Athletes Discuss Mental Health

There are  254 students attending GHS who are involved in a fall varsity sport this school year. A NCAA study found that nearly 25% of the athletes they surveyed are feeling mentally exhausted due to sports, and an even higher number of athletes are feeling extremely overwhelmed. 

“I think sports definitely play into anxiety,” sophomore Colton Knott (cross country) said. “There is a constant pressure to want to be good, and I know personally that I will worry if I’m good enough or not.”

Winning can sometimes create tense environments in which athletes typically find themselves longing to escape. Some may feel as though they must win to be worthy or important.

“In sports, an athlete always wants to do their best, so if they feel like they came up short of that, it can lead to feelings of depression and feeling that you let your team down,” junior Isaiah Weber (football) said. “Anxiety is the same thing.
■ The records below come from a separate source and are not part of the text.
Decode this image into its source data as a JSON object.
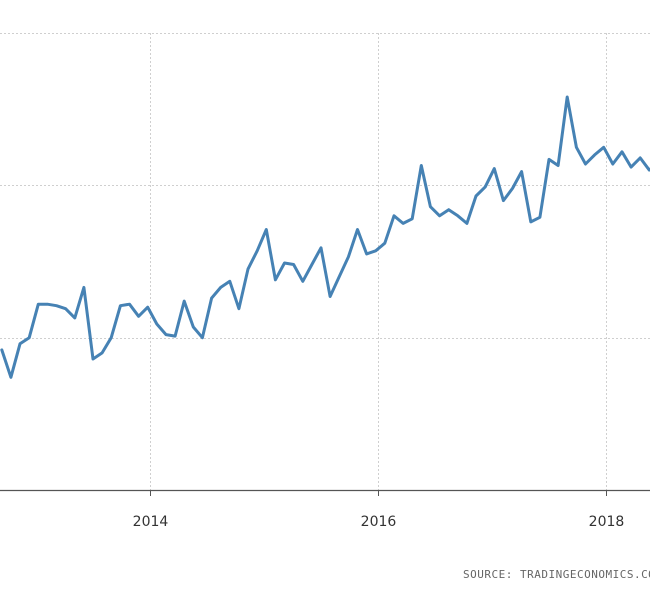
{
  "chart_data": {
    "type": "line",
    "title": "",
    "xlabel": "",
    "ylabel": "",
    "xlim": [
      2012.7,
      2018.47
    ],
    "ylim": [
      0,
      3
    ],
    "grid": true,
    "y_tick_labels_visible": false,
    "x_ticks": [
      {
        "value": 2014,
        "label": "2014"
      },
      {
        "value": 2016,
        "label": "2016"
      },
      {
        "value": 2018,
        "label": "2018"
      }
    ],
    "y_gridlines": [
      0,
      1,
      2,
      3
    ],
    "color": "#4682b4",
    "series": [
      {
        "x": [
          2012.7,
          2012.78,
          2012.86,
          2012.94,
          2013.02,
          2013.1,
          2013.18,
          2013.26,
          2013.34,
          2013.42,
          2013.5,
          2013.58,
          2013.66,
          2013.74,
          2013.82,
          2013.9,
          2013.98,
          2014.06,
          2014.14,
          2014.22,
          2014.3,
          2014.38,
          2014.46,
          2014.54,
          2014.62,
          2014.7,
          2014.78,
          2014.86,
          2014.94,
          2015.02,
          2015.1,
          2015.18,
          2015.26,
          2015.34,
          2015.42,
          2015.5,
          2015.58,
          2015.66,
          2015.74,
          2015.82,
          2015.9,
          2015.98,
          2016.06,
          2016.14,
          2016.22,
          2016.3,
          2016.38,
          2016.46,
          2016.54,
          2016.62,
          2016.7,
          2016.78,
          2016.86,
          2016.94,
          2017.02,
          2017.1,
          2017.18,
          2017.26,
          2017.34,
          2017.42,
          2017.5,
          2017.58,
          2017.66,
          2017.74,
          2017.82,
          2017.9,
          2017.98,
          2018.06,
          2018.14,
          2018.22,
          2018.3,
          2018.38,
          2018.46
        ],
        "values": [
          0.92,
          0.74,
          0.96,
          1.0,
          1.22,
          1.22,
          1.21,
          1.19,
          1.13,
          1.33,
          0.86,
          0.9,
          1.0,
          1.21,
          1.22,
          1.14,
          1.2,
          1.09,
          1.02,
          1.01,
          1.24,
          1.07,
          1.0,
          1.26,
          1.33,
          1.37,
          1.19,
          1.45,
          1.57,
          1.71,
          1.38,
          1.49,
          1.48,
          1.37,
          1.48,
          1.59,
          1.27,
          1.4,
          1.53,
          1.71,
          1.55,
          1.57,
          1.62,
          1.8,
          1.75,
          1.78,
          2.13,
          1.86,
          1.8,
          1.84,
          1.8,
          1.75,
          1.93,
          1.99,
          2.11,
          1.9,
          1.98,
          2.09,
          1.76,
          1.79,
          2.17,
          2.13,
          2.58,
          2.25,
          2.14,
          2.2,
          2.25,
          2.14,
          2.22,
          2.12,
          2.18,
          2.1,
          2.15
        ]
      }
    ],
    "source": "SOURCE: TRADINGECONOMICS.COM"
  }
}
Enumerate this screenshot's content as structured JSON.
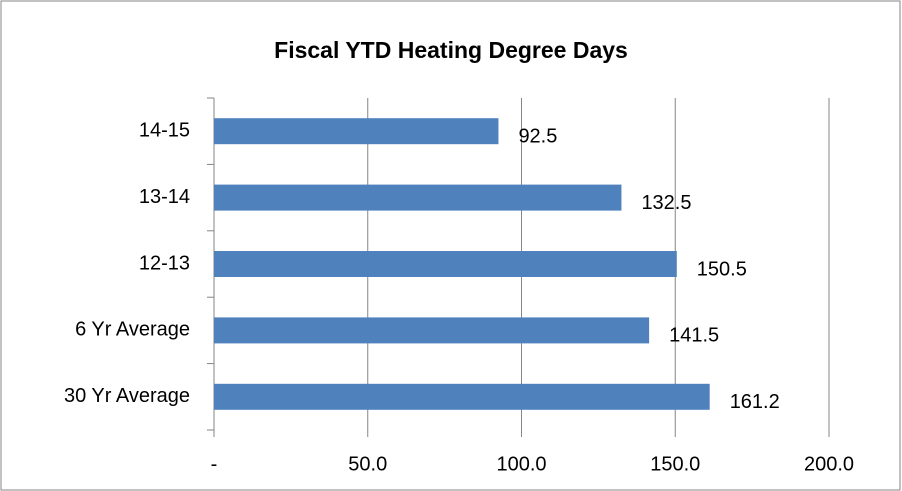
{
  "chart_data": {
    "type": "bar",
    "orientation": "horizontal",
    "title": "Fiscal YTD Heating Degree Days",
    "categories": [
      "14-15",
      "13-14",
      "12-13",
      "6 Yr Average",
      "30 Yr Average"
    ],
    "values": [
      92.5,
      132.5,
      150.5,
      141.5,
      161.2
    ],
    "color": "#4f81bd",
    "xlim": [
      0,
      200
    ],
    "xticks": [
      {
        "value": 0,
        "label": "-"
      },
      {
        "value": 50,
        "label": "50.0"
      },
      {
        "value": 100,
        "label": "100.0"
      },
      {
        "value": 150,
        "label": "150.0"
      },
      {
        "value": 200,
        "label": "200.0"
      }
    ],
    "grid": true
  }
}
Athletes put too much pressure on themselves to do something that can mess with their mind.”

Many athletes feel as though they have always been taught to “tough it out” or to not express their fear or anxiety. Sophomore Andrew Jones said he believes that in order to leave your comfort zone and grow, you can’t stay isolated forever. 

Sports teach student athletes how to learn and improve to their best abilities. Many see that it’s all about self-sacrifice and discipline. All of those messages often come despite winning or losing games. 

“Students may feel like they are not good enough or that they need to perform a certain way,” senior Zane Flores (football) said. “Since sports take up a lot of time, they could fall behind in school if they are not staying on top of everything.”

A NCAA study found that when a student-athlete is injured, there is a normal emotional reaction that includes processing the medical information about the injury, as well as coping emotionally with the injury.

“I was personally affected when I couldn’t play for three weeks because I had a back and arm problem. I started to believe that nothing good would ever happen.” sophomore Alexis Jensen (softball). “I overcame it by realizing people have recovered from much worse than I did, and it has helped since then.”

It is not uncommon for student-athletes to feel intense pressure to do well in both school and sports. As the pressure to win increases, athletes and coaches spend more time training and feel more stress, which sometimes leads to overtraining and burnout. 

It’s important to note that having a job and playing sports can be very draining,” Knott said. “When I don’t have practice I’m usually working. This can make me feel like I’m just constantly running around, and sometimes I feel burnt out.”

As a society, people must make time to develop well-rounded humans, not just athletes. Jones said he believes that it is important that parents, coaches and teammates are all able to provide encouragement, support and suggestions to athletes who could be struggling. Athletes should feel that they are valued as a person more than they are as an athlete. 

“Having a positive and likable coach plays an enormous role on the stress levels and overall team aspect of the sport,” Weber said. “Having a negative and unsupportive coach will result in a negative effect on the team atmosphere.”

Student athletes should recognize that it is ok not to be ok. With more than 1700 students in this high school, students can become very vulnerable when it comes to mental health.